In particular, Gibson Island is unlikely to need construction of dedicated renewable energy generation, with the Queensland state government signing up in early 2022 up to extend transmission lines to the facility to allow the delivery of power to the proposed plant.
The $2bn fund would only back in a tiny fraction of the hydrogen production needed to reach Australia’s ambitions of being a major exporter of the commodity, however, with Mr Gaddes telling the estimates committee Hydrogen Headstart is only likely to back facilities worth a combined 1000MW of capacity.
It takes 50 to 55 megawatt hours to produce a tonne of hydrogen, suggesting that the federal backing would support the production of a maximum of 180,000 tonnes a year – and in reality, far less than that, given that output would require running the plant 24 hours a day, 365 days a week.
Most estimates of power production from wind and solar generation assume an average capacity factor of about 50 per cent, and Geoscience Australia research has estimated a maximum capacity factor of about 64 per cent without firming power such as pumped hydro, suggesting the likely hydrogen total output will be closer to 90,000 to 100,000 tonnes a year.
That is only a tiny fraction of the 5.1 million tonnes of annual capacity of 48 hydrogen projects already in the development pipeline in Australia, according to figures contained in the federal government’s most recent State of Hydrogen report, released by energy minister Chris Bowen in April.
Mr Gaddes noted the initial $2bn program is likely to be followed up with further federal funding, and was designed to “pull through” some of that development pipeline by underpinning project economics.

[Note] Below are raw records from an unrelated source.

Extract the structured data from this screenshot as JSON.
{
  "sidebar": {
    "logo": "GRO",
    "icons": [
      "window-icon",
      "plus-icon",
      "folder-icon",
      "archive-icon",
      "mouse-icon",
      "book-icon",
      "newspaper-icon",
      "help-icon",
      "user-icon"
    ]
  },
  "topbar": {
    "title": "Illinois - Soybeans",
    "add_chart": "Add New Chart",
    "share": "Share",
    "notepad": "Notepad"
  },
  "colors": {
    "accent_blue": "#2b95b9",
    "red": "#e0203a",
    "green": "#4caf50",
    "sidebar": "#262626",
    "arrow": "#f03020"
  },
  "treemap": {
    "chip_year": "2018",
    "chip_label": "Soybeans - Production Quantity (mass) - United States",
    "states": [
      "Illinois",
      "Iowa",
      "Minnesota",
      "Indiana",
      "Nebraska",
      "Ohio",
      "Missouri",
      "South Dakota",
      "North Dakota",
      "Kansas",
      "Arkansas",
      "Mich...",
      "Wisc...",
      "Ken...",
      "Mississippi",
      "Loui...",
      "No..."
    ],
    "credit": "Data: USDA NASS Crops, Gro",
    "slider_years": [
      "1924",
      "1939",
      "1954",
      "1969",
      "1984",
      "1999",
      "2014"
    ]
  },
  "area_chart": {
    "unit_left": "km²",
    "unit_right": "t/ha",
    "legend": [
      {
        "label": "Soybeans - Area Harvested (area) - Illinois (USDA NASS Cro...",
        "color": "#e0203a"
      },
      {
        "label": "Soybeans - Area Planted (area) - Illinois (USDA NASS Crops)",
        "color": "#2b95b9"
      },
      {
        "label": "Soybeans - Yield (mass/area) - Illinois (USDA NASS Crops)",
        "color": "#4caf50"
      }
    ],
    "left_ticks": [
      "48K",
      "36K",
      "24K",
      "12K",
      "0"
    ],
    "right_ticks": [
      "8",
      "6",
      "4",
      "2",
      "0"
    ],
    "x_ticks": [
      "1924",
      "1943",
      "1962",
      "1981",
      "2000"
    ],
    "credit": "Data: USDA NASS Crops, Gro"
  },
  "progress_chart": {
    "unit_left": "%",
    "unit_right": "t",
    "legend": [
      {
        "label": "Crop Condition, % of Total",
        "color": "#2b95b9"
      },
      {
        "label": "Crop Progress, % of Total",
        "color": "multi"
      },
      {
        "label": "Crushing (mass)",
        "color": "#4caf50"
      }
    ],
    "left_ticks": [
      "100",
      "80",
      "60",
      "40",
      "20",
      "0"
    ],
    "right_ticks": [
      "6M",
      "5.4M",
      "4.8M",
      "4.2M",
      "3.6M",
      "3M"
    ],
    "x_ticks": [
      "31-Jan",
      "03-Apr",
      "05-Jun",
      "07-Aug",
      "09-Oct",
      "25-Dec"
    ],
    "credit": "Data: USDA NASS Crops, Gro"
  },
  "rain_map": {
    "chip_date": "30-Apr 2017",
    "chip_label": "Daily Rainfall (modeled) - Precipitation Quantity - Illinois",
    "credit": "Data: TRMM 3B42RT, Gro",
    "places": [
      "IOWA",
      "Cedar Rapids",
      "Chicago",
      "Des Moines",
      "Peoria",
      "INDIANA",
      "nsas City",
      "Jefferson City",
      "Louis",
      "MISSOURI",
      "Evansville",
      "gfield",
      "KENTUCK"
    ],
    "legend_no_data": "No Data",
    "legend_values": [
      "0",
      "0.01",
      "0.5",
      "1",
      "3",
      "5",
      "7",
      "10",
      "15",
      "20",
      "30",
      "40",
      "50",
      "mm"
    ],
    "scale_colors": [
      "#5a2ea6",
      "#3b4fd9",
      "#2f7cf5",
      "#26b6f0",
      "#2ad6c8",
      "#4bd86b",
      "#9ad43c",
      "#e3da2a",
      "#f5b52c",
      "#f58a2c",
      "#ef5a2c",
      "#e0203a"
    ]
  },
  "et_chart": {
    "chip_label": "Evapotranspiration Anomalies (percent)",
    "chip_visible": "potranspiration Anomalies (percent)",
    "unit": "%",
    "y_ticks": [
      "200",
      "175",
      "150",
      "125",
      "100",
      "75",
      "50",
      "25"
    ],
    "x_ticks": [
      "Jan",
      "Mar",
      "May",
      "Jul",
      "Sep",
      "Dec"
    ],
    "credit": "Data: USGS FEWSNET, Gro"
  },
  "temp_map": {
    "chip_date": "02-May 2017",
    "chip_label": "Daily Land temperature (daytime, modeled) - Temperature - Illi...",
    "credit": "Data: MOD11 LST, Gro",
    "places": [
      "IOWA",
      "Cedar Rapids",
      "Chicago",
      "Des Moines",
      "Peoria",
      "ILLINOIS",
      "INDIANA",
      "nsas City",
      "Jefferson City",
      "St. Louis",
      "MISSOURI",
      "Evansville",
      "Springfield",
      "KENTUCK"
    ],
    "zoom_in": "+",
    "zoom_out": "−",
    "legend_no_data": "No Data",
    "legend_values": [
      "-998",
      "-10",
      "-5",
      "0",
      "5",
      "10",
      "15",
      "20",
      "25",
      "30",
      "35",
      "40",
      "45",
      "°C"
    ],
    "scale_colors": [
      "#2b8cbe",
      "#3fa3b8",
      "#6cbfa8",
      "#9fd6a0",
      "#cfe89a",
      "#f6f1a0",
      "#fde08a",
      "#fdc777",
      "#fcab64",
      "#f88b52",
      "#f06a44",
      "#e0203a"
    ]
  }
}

“The Hydrogen Headstart program is designed to pull through the pipeline some of the investment in hydrogen which isn‘t reaching financial investment decision. Currently there’s $200bn to $300bn worth of investment announced but it hasn’t quite been able to reach the final investment decision because of the cost gap between the cost of producing and the market price for green hydrogen,” he said.
The federal government funding program was broadly welcomed by the hydrogen sector when the budget was delivered, with the Australian Hydrogen Council describing the package as a “strong signal” of support for the emerging industry in the face of fierce global competition for investment in the sector.
But to reach production levels required to build a significant hydrogen export industry by 2050, Australia would be required to build staggering amounts of solar and wind power, according to new research by Bloomberg’s New Energy Finance analysts.
BloombergNEF’s latest paper on Australia’s new energy outlook suggests that reaching production levels of 28 million tonnes of hydrogen a year by 2050 – about 5.7 per cent of the likely market share of the commodity – would require the construction of 812GW of wind and solar generation, 21 times the levels already installed in Australia today.
“The massive amounts of new wind and solar installed under the hydrogen export scenario requires $592bn in investment between 2022 and 2050,” BloombergNEF analysts say in the report.
“Around $369bn, or 62 per cent, will flow into new wind capacity, with the remaining $223bn going to solar.”